A two-candle bullish reversal pattern where consecutive candles share the same low, signaling support and potential trend change.
Tweezer Bottoms is a two-candle bullish reversal pattern that forms at the bottom of a downtrend. It consists of two consecutive candles that share the same or nearly the same low price, creating a "tweezers" appearance at the support level.
The pattern gets its name from the resemblance to a pair of tweezers - the matching lows create two parallel points at the bottom. The first candle is typically bearish (continuing the downtrend) and the second is bullish, showing the rejection of lower prices.
Tweezer Bottoms represent a failed breakdown at a precise price level. The first candle pushes to a new low, establishing a level where buyers appear. The second candle tests this exact level and fails to break lower, confirming it as support.

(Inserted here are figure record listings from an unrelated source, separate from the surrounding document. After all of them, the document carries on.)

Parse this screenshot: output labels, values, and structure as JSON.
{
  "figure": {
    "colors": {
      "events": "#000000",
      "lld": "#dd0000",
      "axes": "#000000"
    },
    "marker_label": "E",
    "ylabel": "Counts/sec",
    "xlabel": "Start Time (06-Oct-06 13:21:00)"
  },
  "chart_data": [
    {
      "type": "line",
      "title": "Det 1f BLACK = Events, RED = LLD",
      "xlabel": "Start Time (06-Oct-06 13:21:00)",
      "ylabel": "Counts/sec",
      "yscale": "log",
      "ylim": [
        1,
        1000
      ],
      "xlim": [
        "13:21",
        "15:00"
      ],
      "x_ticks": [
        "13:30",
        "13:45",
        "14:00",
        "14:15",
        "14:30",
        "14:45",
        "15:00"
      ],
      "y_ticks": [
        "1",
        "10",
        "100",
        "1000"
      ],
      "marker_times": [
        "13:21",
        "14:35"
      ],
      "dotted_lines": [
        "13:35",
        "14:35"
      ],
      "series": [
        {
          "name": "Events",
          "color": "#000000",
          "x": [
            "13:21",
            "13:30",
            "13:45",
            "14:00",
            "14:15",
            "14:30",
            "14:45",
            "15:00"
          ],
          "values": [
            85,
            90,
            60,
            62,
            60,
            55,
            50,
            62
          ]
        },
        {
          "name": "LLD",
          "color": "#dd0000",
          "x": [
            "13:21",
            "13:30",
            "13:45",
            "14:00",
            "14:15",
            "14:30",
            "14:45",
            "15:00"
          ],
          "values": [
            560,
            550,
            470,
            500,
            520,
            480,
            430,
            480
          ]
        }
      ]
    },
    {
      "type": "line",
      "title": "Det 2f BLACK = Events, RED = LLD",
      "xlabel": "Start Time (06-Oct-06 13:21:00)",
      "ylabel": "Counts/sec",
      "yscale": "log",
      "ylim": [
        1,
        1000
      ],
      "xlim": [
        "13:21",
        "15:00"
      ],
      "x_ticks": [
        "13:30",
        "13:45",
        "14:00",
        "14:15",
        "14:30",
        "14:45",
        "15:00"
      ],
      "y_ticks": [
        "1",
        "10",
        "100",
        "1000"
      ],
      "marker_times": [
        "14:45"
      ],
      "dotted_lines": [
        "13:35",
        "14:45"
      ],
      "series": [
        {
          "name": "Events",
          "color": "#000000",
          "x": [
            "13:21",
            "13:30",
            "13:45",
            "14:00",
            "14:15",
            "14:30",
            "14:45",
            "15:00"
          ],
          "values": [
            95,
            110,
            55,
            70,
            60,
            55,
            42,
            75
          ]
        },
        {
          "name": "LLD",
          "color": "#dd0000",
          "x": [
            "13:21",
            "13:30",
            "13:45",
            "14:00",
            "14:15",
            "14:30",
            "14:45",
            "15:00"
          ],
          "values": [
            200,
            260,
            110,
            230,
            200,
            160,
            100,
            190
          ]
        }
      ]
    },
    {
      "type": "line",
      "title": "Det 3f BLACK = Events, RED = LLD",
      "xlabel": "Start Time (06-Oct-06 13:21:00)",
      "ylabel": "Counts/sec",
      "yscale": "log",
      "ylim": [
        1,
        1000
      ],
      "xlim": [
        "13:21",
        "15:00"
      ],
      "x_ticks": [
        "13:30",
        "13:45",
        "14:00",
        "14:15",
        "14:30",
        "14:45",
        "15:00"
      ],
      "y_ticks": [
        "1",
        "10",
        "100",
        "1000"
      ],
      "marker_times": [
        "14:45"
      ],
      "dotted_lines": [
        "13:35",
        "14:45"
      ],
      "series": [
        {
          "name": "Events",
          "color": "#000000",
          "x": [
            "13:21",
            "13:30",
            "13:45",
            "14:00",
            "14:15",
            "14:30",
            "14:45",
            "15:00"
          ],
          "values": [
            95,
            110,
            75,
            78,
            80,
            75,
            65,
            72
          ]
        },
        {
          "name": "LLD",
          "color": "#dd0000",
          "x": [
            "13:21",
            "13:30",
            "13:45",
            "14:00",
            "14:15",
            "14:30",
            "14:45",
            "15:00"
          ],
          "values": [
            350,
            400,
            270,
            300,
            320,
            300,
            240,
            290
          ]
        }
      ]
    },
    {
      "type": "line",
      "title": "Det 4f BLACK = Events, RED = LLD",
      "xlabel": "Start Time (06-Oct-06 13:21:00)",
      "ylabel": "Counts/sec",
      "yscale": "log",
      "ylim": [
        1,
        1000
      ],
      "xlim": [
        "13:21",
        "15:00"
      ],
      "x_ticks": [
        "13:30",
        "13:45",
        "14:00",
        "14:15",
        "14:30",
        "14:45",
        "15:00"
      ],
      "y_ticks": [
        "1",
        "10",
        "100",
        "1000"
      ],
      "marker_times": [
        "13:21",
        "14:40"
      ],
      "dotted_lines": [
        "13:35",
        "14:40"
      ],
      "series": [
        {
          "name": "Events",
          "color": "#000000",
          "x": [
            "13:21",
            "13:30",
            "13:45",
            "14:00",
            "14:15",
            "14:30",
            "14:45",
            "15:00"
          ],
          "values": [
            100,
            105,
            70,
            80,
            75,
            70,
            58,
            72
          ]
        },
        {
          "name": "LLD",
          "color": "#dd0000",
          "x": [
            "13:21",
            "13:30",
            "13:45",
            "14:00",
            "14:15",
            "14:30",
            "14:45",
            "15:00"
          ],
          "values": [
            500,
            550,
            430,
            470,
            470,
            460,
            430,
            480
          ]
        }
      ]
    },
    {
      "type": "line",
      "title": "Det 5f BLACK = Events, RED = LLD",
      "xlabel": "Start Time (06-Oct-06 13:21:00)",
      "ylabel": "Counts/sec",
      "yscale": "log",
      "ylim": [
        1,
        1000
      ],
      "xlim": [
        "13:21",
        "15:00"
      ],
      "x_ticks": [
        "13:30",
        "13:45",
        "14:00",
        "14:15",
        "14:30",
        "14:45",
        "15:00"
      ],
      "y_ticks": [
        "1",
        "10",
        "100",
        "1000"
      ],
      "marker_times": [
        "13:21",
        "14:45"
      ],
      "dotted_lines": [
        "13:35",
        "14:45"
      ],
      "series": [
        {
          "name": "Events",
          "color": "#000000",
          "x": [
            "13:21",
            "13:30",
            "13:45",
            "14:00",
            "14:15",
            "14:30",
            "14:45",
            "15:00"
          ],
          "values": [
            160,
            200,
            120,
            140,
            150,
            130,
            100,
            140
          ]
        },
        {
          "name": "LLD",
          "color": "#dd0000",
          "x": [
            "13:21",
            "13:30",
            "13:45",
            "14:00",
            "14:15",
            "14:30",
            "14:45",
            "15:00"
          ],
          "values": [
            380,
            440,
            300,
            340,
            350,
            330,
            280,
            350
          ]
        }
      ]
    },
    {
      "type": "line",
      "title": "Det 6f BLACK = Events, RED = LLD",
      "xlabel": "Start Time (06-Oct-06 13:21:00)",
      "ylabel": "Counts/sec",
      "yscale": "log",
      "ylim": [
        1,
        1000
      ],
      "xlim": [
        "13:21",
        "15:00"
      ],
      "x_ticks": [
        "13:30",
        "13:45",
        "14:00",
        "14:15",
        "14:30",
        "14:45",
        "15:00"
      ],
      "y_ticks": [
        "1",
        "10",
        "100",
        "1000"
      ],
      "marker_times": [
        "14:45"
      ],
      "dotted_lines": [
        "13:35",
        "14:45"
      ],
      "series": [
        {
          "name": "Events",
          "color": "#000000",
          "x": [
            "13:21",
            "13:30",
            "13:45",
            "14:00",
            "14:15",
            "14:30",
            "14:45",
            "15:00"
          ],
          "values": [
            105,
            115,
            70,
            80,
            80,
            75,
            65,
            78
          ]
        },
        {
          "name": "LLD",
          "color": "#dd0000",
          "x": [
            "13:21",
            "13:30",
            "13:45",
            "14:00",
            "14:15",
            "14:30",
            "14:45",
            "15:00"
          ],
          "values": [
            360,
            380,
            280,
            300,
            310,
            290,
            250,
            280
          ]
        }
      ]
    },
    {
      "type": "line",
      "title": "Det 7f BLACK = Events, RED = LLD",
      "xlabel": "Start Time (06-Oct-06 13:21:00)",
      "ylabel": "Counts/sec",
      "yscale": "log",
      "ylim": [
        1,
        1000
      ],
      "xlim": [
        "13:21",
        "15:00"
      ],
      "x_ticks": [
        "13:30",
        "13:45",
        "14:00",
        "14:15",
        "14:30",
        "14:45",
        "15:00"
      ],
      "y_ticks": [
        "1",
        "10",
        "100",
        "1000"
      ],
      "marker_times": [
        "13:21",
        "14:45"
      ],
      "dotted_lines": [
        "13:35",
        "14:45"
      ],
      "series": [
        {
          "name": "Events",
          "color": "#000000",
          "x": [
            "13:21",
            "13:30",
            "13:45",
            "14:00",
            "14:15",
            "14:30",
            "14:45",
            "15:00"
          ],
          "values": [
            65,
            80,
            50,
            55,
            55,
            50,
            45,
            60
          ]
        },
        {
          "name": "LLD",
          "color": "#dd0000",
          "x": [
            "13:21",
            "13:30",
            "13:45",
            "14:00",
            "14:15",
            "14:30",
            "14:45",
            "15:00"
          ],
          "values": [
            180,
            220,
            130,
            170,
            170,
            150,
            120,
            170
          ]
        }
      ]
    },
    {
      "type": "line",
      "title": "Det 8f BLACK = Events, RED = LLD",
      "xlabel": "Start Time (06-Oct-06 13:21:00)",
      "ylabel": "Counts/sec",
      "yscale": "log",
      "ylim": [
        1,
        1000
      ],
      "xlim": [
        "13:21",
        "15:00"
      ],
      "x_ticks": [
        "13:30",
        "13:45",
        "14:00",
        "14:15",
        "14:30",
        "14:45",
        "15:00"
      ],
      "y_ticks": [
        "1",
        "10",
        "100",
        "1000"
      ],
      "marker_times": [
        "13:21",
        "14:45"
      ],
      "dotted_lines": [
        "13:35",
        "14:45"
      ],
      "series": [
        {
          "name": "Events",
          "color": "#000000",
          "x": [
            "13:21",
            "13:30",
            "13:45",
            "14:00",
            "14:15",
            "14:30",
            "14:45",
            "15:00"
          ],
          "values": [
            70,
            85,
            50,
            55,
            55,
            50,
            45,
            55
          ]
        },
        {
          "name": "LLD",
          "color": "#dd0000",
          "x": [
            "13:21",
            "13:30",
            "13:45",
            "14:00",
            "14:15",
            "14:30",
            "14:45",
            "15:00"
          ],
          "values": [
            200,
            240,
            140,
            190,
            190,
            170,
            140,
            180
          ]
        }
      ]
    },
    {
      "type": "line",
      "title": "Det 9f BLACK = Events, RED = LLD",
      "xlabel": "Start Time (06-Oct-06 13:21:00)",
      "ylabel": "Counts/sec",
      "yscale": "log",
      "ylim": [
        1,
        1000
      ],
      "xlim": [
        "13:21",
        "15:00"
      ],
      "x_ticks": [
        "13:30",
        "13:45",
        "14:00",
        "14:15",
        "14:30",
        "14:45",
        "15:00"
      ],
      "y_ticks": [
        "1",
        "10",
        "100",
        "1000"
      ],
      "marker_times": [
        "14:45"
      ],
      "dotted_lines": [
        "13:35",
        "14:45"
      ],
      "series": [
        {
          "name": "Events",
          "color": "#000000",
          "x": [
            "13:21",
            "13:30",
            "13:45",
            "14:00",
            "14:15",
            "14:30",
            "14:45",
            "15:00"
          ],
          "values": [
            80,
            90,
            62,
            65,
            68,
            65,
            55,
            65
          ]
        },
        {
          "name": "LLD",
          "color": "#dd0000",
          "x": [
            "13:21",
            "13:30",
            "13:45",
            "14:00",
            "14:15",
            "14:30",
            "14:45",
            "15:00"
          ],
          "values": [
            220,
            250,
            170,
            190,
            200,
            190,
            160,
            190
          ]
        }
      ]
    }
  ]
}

This double test and rejection is significant because it shows that the market tried twice to break through and couldn't. Bears had two opportunities to push lower and were denied both times. This creates a strong psychological floor.
When the second candle closes bullish, it signals that buyers have taken control. The matching lows act as a floor, and traders who sold near the bottom may begin to cover, accelerating the reversal.
Conservative: Enter long on a break above the second candle's high, confirmed by bullish follow-through.
Aggressive: Enter long at the close of the second (bullish) candle if at strong support.
Place stop below the matching lows (the tweezer level). This is the pattern's support - if price breaks below, the signal is invalidated.
T1: Previous swing high or nearest resistance level. T2: Measured move equal to the height of the bearish candle projected upward. T3: Use trailing stop for trend continuation.
Minimum 1:2 R:R required. Tight stop below lows often provides favorable risk/reward.
Tweezer Bottoms gain power from their location. The same pattern formation can be a strong reversal signal or meaningless noise depending on where it forms.
Matching lows indicate strong buying at that specific price. Great for defining stop loss levels on long positions.